EB: t may seem impossible to those who are dualists like yourself and like to argue otherwise, but there are also CHRISTIAN mind-brain monistic naturalists. As I said, go figure. Or at least try to convince those folks that your view is proven superior by your philosophical arguments. You needn't even argue with skeptics or atheistic naturalists, just argue with your fellow Christians who have studies the brain and philosophy and come to a different conclusion than you have concering the brain-mind question. One such Christian brain-mind naturalist has a debate essay with a Christian brain-mind dualist in the book of such essays that was published by the Society of Christian Philosophers.

VR: A lot "materialist" views held by Christians in the philosophy of mind are really non-standard versions of materialism that would not be considered acceptably materialist by people like Daniel Dennett and Richard Dawkins. In fact, on some definitions of materialism, I come out as a materialist. Some are more orthodox materialists, however. But so what. I already said I fully expect my arguments will not convinced everyone, in fact I don't even hold that everyone should be convinced by my arguments. If you think otherwise, you haven't read me very carefully.

EB: Another thing I claim to KNOW is that tales of miracles and Near Death Experiences are far from consistent. With such inconsistancy concerning first hand anecdotal data about the afterlife and/or first hand anecdotal data about the divine, I tend to DOUBT that holding specific beliefs about the Bible, Jesus, Christianity, etc. are what life is all about.

VR: Non sequitur.

VR: A lot of people who have corresponded with me have told me that you must have a very intense hostility to evangelical Christianity. It isn't a matter of what you have read and haven't read. You can read and read and read, but if you can't exposit an opponent's position well enough to be recognizable by the person who holds that position, then I see a problem.

Of course, I'm critical of McDowell; my discussion of him in my book is pretty critical. Of oourse Lewis was not omniscient. I'm pretty clear about that, too. I have been interested in following the trail when I thought Lewis was on the right track.

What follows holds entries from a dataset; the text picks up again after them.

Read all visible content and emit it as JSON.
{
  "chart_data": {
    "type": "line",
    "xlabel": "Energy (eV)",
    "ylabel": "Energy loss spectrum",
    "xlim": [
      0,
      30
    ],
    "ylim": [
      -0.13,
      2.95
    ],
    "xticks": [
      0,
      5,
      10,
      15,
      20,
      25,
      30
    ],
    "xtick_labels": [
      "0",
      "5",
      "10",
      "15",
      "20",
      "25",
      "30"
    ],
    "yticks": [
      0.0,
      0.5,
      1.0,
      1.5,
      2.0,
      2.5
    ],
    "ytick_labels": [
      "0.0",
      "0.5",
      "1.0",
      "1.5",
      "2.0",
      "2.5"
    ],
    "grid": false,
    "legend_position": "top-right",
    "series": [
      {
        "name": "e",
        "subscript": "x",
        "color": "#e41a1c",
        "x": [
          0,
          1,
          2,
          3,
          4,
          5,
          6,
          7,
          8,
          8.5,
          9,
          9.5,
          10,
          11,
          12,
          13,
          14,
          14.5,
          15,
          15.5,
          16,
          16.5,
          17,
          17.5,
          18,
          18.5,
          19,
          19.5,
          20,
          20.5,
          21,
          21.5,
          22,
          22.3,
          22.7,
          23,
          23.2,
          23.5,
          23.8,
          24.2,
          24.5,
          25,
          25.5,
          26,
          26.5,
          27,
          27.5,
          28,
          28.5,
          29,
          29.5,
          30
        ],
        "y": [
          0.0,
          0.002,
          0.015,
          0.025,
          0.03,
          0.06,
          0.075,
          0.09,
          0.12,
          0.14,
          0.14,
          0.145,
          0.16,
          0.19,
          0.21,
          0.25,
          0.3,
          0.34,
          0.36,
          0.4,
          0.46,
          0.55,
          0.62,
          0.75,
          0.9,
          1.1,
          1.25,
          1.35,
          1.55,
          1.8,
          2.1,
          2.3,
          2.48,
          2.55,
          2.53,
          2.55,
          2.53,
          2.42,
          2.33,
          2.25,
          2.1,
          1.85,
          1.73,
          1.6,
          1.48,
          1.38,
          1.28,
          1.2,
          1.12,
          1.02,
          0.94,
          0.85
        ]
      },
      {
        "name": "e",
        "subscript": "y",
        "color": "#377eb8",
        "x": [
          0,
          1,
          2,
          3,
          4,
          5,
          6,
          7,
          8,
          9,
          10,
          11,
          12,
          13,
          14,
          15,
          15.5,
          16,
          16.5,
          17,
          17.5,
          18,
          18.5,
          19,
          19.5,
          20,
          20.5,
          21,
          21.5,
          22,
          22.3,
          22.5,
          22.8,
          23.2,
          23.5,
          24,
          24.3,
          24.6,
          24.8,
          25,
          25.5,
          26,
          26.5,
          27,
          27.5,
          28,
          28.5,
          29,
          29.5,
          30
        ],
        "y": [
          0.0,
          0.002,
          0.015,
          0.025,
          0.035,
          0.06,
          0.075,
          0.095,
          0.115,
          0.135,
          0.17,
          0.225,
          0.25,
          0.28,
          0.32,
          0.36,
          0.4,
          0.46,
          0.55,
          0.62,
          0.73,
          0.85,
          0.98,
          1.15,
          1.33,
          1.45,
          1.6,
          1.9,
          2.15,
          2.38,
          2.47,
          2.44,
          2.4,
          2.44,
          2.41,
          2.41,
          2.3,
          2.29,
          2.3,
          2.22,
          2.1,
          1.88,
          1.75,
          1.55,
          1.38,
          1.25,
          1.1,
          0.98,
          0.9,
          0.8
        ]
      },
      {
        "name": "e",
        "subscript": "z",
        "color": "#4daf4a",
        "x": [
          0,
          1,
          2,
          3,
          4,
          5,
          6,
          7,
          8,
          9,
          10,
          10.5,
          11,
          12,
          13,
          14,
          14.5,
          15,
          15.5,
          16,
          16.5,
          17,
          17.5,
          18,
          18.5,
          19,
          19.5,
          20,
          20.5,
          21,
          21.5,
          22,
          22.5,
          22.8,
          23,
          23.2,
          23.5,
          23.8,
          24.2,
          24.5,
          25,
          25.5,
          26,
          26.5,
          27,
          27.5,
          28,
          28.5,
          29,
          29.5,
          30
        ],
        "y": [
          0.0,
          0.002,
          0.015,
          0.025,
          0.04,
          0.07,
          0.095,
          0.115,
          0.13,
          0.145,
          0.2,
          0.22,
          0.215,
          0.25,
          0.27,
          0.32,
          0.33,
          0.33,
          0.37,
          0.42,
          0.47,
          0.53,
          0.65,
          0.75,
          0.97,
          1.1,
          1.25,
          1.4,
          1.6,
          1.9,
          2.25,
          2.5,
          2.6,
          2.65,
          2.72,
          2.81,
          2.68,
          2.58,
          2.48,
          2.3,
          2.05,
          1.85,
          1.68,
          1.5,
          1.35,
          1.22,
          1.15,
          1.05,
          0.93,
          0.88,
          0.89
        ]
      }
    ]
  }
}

I tend to get a little frustrated when I am constantly having to correct misunderstandings of what I have said. When that happens, I suspect that soemone is looking at me and figuring out what I must have said since I am in such and such a camp, rather than reading me and finding out what I did say.

1 comment:

Edward T. Babinski said...

All accusations of my "intense hostility" aside. I have stated the philosophical flaws in your "argument from reason," which amounts to yet another version of an argument from mere incredulity.

In fact there might very well need to be another category of "logical fallacy" added to the books in this case, that of assuming that once you start with atoms (viz., energy/matter), nothing of any more highly and widely organized consequence, no surprises as a result of higher and wider organization, can follow from energy/matter.

It is one philosopher's credulity set against another, the theist's and the non-theist's. And there are categories inbetween as well, i.e., pantheists, panentheists, and people who believe in life after death and those who don't in all such categories. (One must recall that there is evidence that early pagans and Hebrews believed in the supernatural, even in a personal god(s), but also often believed in a very thin afterlife if at all, a hades or sheol to which everyone was relegated as mere eternal "shades.")

My view concerning such questions is that we don't know enough to answer them, and that of all the means of understanding such questions are our disposal, philosophy is the least successful at "answering" them.

The wisdom of philosophers in this respect is about as cloudly as that of theologians of all the world's different religions when it comes to proving ultimate truths to other theologians.